Most heat engines are taught with a comforting simplification: the working material is always near ordinary thermal equilibrium. Heat flows in, work comes out, and the second law constrains the best possible efficiency. But many of the systems now used for quantum simulation — ultracold atoms, trapped ions, superconducting circuits, and periodically driven spin chains — do not relax that simply. They can become prethermal: temporarily locked into long-lived states governed by extra conservation laws rather than a single temperature.

A recent open-access paper in Nature Communications, “Universal efficiency boost in prethermal quantum heat engines at negative temperature” by Alberto Brollo, Adolfo del Campo, and Alvise Bastianello, turns that complication into a design principle. The authors ask a deceptively practical question: if a many-body quantum engine does not fully thermalize, is that good or bad for performance?

The surprising answer is asymmetric: extra conserved quantities generally hurt efficiency at positive temperature, but can universally improve efficiency in negative-temperature regimes.
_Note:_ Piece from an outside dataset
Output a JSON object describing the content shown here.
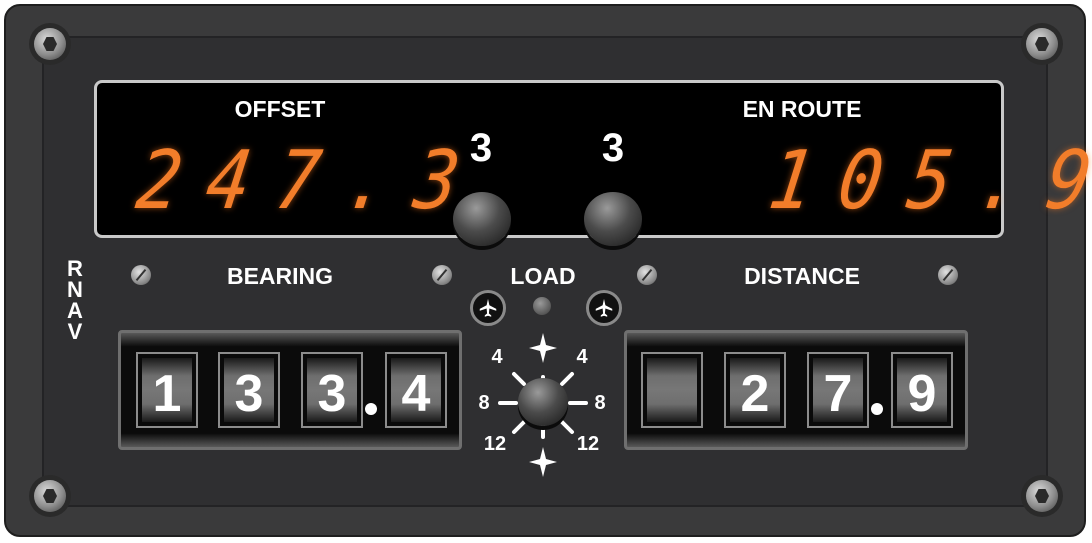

That result belongs squarely in the Floquet-energy conversation. Periodic driving is one of the standard ways to create, stabilize, and probe prethermal regimes. In high-frequency Floquet systems, the drive can engineer an effective Hamiltonian that persists for exponentially long times before heating dominates. The new work is not claiming a loophole in thermodynamics, and it is not a blueprint for a household power plant. It is more interesting than that: it identifies a regime where the messy nonequilibrium structure of a quantum simulator can become a thermodynamic resource.

16:10593

Nature Communications article number: the 2025 study formalizes a prethermal efficiency boost for quantum Otto engines and connects it to platforms now used in quantum simulation.
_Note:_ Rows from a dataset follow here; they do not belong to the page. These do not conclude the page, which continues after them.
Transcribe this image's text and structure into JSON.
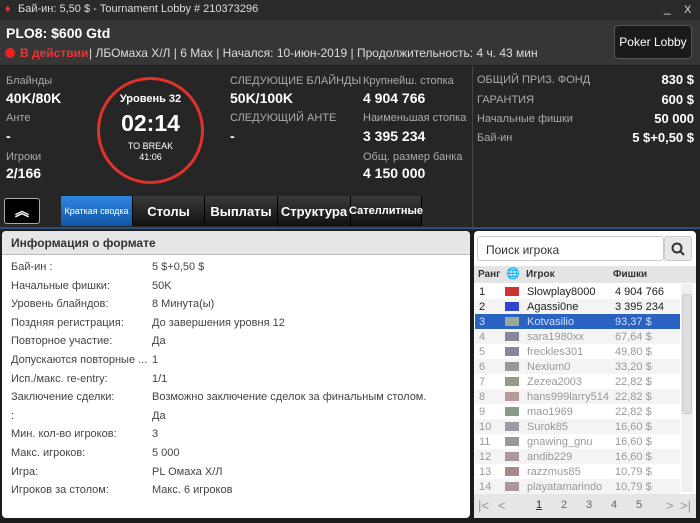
{
  "titlebar": {
    "title": "Бай-ин: 5,50 $ - Tournament Lobby # 210373296",
    "minimize": "_",
    "close": "X"
  },
  "header": {
    "name": "PLO8: $600 Gtd",
    "status": "В действии",
    "details": "| ЛБОмаха Х/Л | 6 Max | Начался: 10-июн-2019 | Продолжительность: 4 ч. 43 мин",
    "lobby_button": "Poker Lobby"
  },
  "stats": {
    "blinds_label": "Блайнды",
    "blinds": "40K/80K",
    "ante_label": "Анте",
    "ante": "-",
    "players_label": "Игроки",
    "players": "2/166",
    "level": "Уровень 32",
    "timer": "02:14",
    "to_break_label": "TO BREAK",
    "to_break": "41:06",
    "next_blinds_label": "СЛЕДУЮЩИЕ БЛАЙНДЫ",
    "next_blinds": "50K/100K",
    "next_ante_label": "СЛЕДУЮЩИЙ АНТЕ",
    "next_ante": "-",
    "largest_label": "Крупнейш. стопка",
    "largest": "4 904 766",
    "smallest_label": "Наименьшая стопка",
    "smallest": "3 395 234",
    "bank_label": "Общ. размер банка",
    "bank": "4 150 000"
  },
  "prize": [
    {
      "label": "ОБЩИЙ ПРИЗ. ФОНД",
      "value": "830 $"
    },
    {
      "label": "ГАРАНТИЯ",
      "value": "600 $"
    },
    {
      "label": "Начальные фишки",
      "value": "50 000"
    },
    {
      "label": "Бай-ин",
      "value": "5 $+0,50 $"
    }
  ],
  "tabs": [
    "Краткая сводка",
    "Столы",
    "Выплаты",
    "Структура",
    "Сателлитные"
  ],
  "format": {
    "title": "Информация о формате",
    "rows": [
      [
        "Бай-ин :",
        "5 $+0,50 $"
      ],
      [
        "Начальные фишки:",
        "50K"
      ],
      [
        "Уровень блайндов:",
        "8 Минута(ы)"
      ],
      [
        "Поздняя регистрация:",
        "До завершения уровня 12"
      ],
      [
        "Повторное участие:",
        "Да"
      ],
      [
        "Допускаются повторные ...",
        "1"
      ],
      [
        "Исп./макс. re-entry:",
        "1/1"
      ],
      [
        "Заключение сделки:",
        "Возможно заключение сделок за финальным столом."
      ],
      [
        ":",
        "Да"
      ],
      [
        "Мин. кол-во игроков:",
        "3"
      ],
      [
        "Макс. игроков:",
        "5 000"
      ],
      [
        "Игра:",
        "PL Омаха Х/Л"
      ],
      [
        "Игроков за столом:",
        "Макс. 6 игроков"
      ]
    ]
  },
  "players": {
    "search_placeholder": "Поиск игрока",
    "headers": {
      "rank": "Ранг",
      "player": "Игрок",
      "chips": "Фишки"
    },
    "rows": [
      {
        "rank": "1",
        "name": "Slowplay8000",
        "chips": "4 904 766",
        "flag": "#c33"
      },
      {
        "rank": "2",
        "name": "Agassi0ne",
        "chips": "3 395 234",
        "flag": "#34c"
      },
      {
        "rank": "3",
        "name": "Kotvasilio",
        "chips": "93,37 $",
        "flag": "#9a9"
      },
      {
        "rank": "4",
        "name": "sara1980xx",
        "chips": "67,64 $",
        "flag": "#889"
      },
      {
        "rank": "5",
        "name": "freckles301",
        "chips": "49,80 $",
        "flag": "#889"
      },
      {
        "rank": "6",
        "name": "Nexium0",
        "chips": "33,20 $",
        "flag": "#999"
      },
      {
        "rank": "7",
        "name": "Zezea2003",
        "chips": "22,82 $",
        "flag": "#998"
      },
      {
        "rank": "8",
        "name": "hans999larry514",
        "chips": "22,82 $",
        "flag": "#b99"
      },
      {
        "rank": "9",
        "name": "mao1969",
        "chips": "22,82 $",
        "flag": "#898"
      },
      {
        "rank": "10",
        "name": "Surok85",
        "chips": "16,60 $",
        "flag": "#99a"
      },
      {
        "rank": "11",
        "name": "gnawing_gnu",
        "chips": "16,60 $",
        "flag": "#999"
      },
      {
        "rank": "12",
        "name": "andib229",
        "chips": "16,60 $",
        "flag": "#a99"
      },
      {
        "rank": "13",
        "name": "razzmus85",
        "chips": "10,79 $",
        "flag": "#a88"
      },
      {
        "rank": "14",
        "name": "playatamarindo",
        "chips": "10,79 $",
        "flag": "#a99"
      }
    ],
    "pages": [
      "1",
      "2",
      "3",
      "4",
      "5"
    ]
  }
}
What “prethermal” means, without the jargon

In everyday thermodynamics, a system at equilibrium can often be described by a handful of variables: temperature, pressure, volume, particle number. A gas in a box forgets most details of how it was prepared. That forgetting is what makes classical heat-engine diagrams so clean.

Quantum many-body systems can be more stubborn. If a system has many conserved quantities — energy, particle number, magnetization, quasi-particle occupations, or more exotic charges — it may relax only to a constrained state. Instead of one thermal distribution, it can be described by a generalized Gibbs ensemble, a statistical state that remembers several conservation laws at once. This is the language of integrable systems and generalized hydrodynamics.

Prethermalization is the long middle act. The system is not in its original microscopic state, but it has not reached featureless thermal equilibrium either. In Floquet settings, that middle act can be remarkably long: when the drive frequency is high compared with local energy scales, energy absorption can be suppressed, allowing the system to behave as if it had a static effective Hamiltonian. This is the foundation behind many proposals for Floquet topological phases, discrete time crystals, and driven quantum simulators.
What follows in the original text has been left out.